In this video, we'll discuss how to regularize our models,

how to reduce their complexity,

so they don't overfit.

As you remember there was an example with eight data points and eight parameters in

our linear model and this model overfitted to

our data and the parameters of this model were very large.

But if we use the appropriate model for the same problem,

in this case it's a model with three features

x. X with a second degree and x with a third degree.

Then the model will be good,

it will fit the target function,

the green line, and the parameters will be not very high.

Actually, we can look at this property that overfitted model have large weights and

good models have not very large weights to solve the problem of overfitting.

To do it, we modify our loss function.

So we take our initial loss function,

L of W and we add a regularizer,

R of W that penalizes our model for large weights.

We end it with coefficient lambda,

regularization strengths that controls the tradeoff between

model quality on a training set and model complexity.

And then we minimize this new loss function,

L of W plus lambda multiplied by R of W. For example,

we can use L2 penalty as a regularizer,

it just sums the squares of our parameters,

not including the bias, that's important.
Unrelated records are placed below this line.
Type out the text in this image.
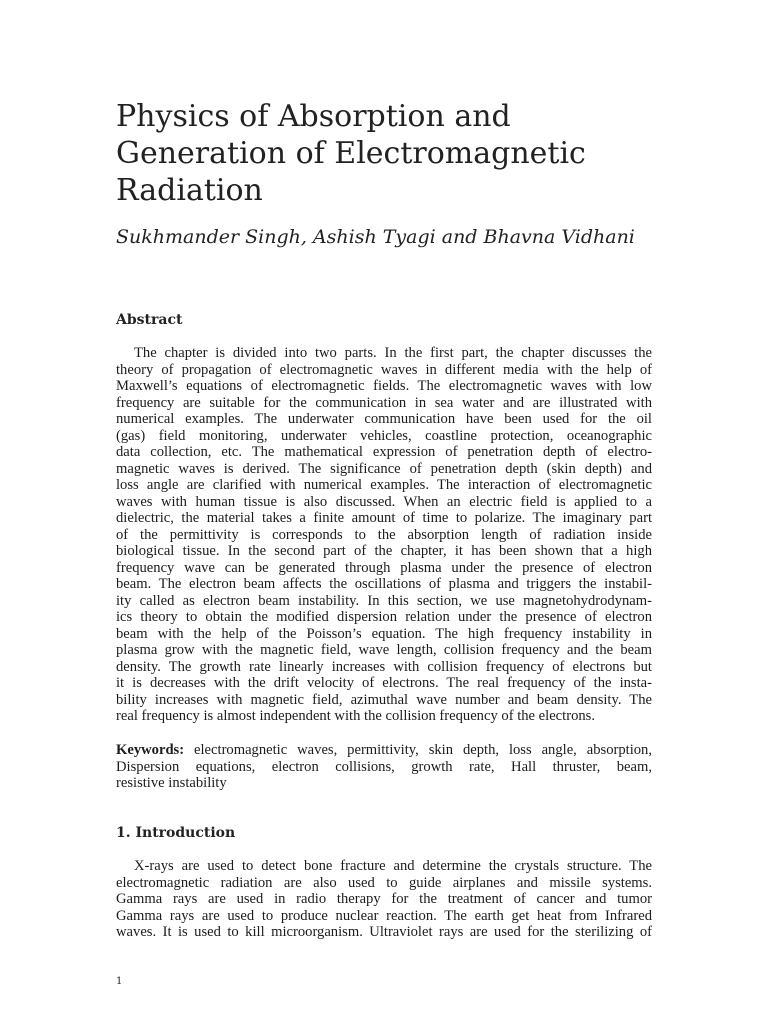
Physics of Absorption and
Generation of Electromagnetic
Radiation

Sukhmander Singh, Ashish Tyagi and Bhavna Vidhani

Abstract
The chapter is divided into two parts. In the first part, the chapter discusses the
theory of propagation of electromagnetic waves in different media with the help of
Maxwell’s equations of electromagnetic fields. The electromagnetic waves with low
frequency are suitable for the communication in sea water and are illustrated with
numerical examples. The underwater communication have been used for the oil
(gas) field monitoring, underwater vehicles, coastline protection, oceanographic
data collection, etc. The mathematical expression of penetration depth of electro-
magnetic waves is derived. The significance of penetration depth (skin depth) and
loss angle are clarified with numerical examples. The interaction of electromagnetic
waves with human tissue is also discussed. When an electric field is applied to a
dielectric, the material takes a finite amount of time to polarize. The imaginary part
of the permittivity is corresponds to the absorption length of radiation inside
biological tissue. In the second part of the chapter, it has been shown that a high
frequency wave can be generated through plasma under the presence of electron
beam. The electron beam affects the oscillations of plasma and triggers the instabil-
ity called as electron beam instability. In this section, we use magnetohydrodynam-
ics theory to obtain the modified dispersion relation under the presence of electron
beam with the help of the Poisson’s equation. The high frequency instability in
plasma grow with the magnetic field, wave length, collision frequency and the beam
density. The growth rate linearly increases with collision frequency of electrons but
it is decreases with the drift velocity of electrons. The real frequency of the insta-
bility increases with magnetic field, azimuthal wave number and beam density. The
real frequency is almost independent with the collision frequency of the electrons.
Keywords: electromagnetic waves, permittivity, skin depth, loss angle, absorption,
Dispersion equations, electron collisions, growth rate, Hall thruster, beam,
resistive instability
1. Introduction
X-rays are used to detect bone fracture and determine the crystals structure. The
electromagnetic radiation are also used to guide airplanes and missile systems.
Gamma rays are used in radio therapy for the treatment of cancer and tumor
Gamma rays are used to produce nuclear reaction. The earth get heat from Infrared
waves. It is used to kill microorganism. Ultraviolet rays are used for the sterilizing of

1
So this is a very simple penalty,

it's differentiable, so we can use any gradient descent method to optimize it.

And this regularizer, just drives all the coefficient closer to zero.

So it penalizes our model for very large weights.

Actually, it can be shown this unconstrained optimization problem

is equivalent to constraint optimization problem.

We just take our initial loss function L of W,

minimize it with respect to W and have it constrained that the L to norm,

squared L to norm of our weight vector,

of our parameter vector is no larger than C,

where there is a one to one correspondence between C and lambda regularization strength.

So we take our loss function and we select the closest point to the minimum of

this function that lies inside the ball of the radius R with the center at zero.

And then if we return to our example with eight data points and model of

eighth degree and apply an L2 penalty with regularization coefficient one,

then we get this model.

It's much more simpler than the previous model.

It fits our true target function well and the co-efficient are not very large.

So, L2 penalty does its job.

There is another penalty function called L1 penalty.

You need to take absolute values of all weights and sum them.

And once again, we don't include the bias into this sum.

This regularizer is not differentiable because there is

no derivative of the absolute value as zero,

so we need to use some advanced optimization techniques to optimize this function.

But this penalty has a nice property.

There's at least two sparse solution.

It drives some coefficient,

some parameters exactly to zero.

So our model depends only on some subset of features.

Once again we can show that

these unconstrained optimization problem is equivalent to constraint,

where we minimize our initial loss L of W and have a constraint

that L1 norm for our weight vector is no larger than

C. And in our example with eight data points,

if we use L1 penalty with 0.01 coefficient,

then we get this solution.

It's too good, it fits data well and also four of eight coefficients are zero,

so the solution is indeed sparse.

Of course there're other regularization techniques.

For example, we could reduce a dimensionality of our data.

For example, remove some redundant features or maybe apply

principal component analysis to get some new good features or we can augment our data.

For example, if we work with images,

we can distort them,

flip, rotate, or something else.

So we have more data and it's harder for our model to overfit on it.

We can use dropout that we'll discuss in full in the weeks of our course.

We can somehow use early stopping.

So if we use gradient descent,

we can stop, for example, at hundredth iteration,

so our model doesn't have a way to overfit,

it stops early and it underfits to our data.

And of course, we can just collect more data.

The more data we have, the harder it's for our model to overfit.

So on large samples it just should generalize,

it should learn some dependences from our data.

In this video, we discussed regularization techniques.

For example, L2 and L1 penalties that were good for linear models.

And we mentioned some other regularization techniques that are good for larger models,

for example, for neural networks.

And we'll discuss these regularization techniques in details in our following weeks.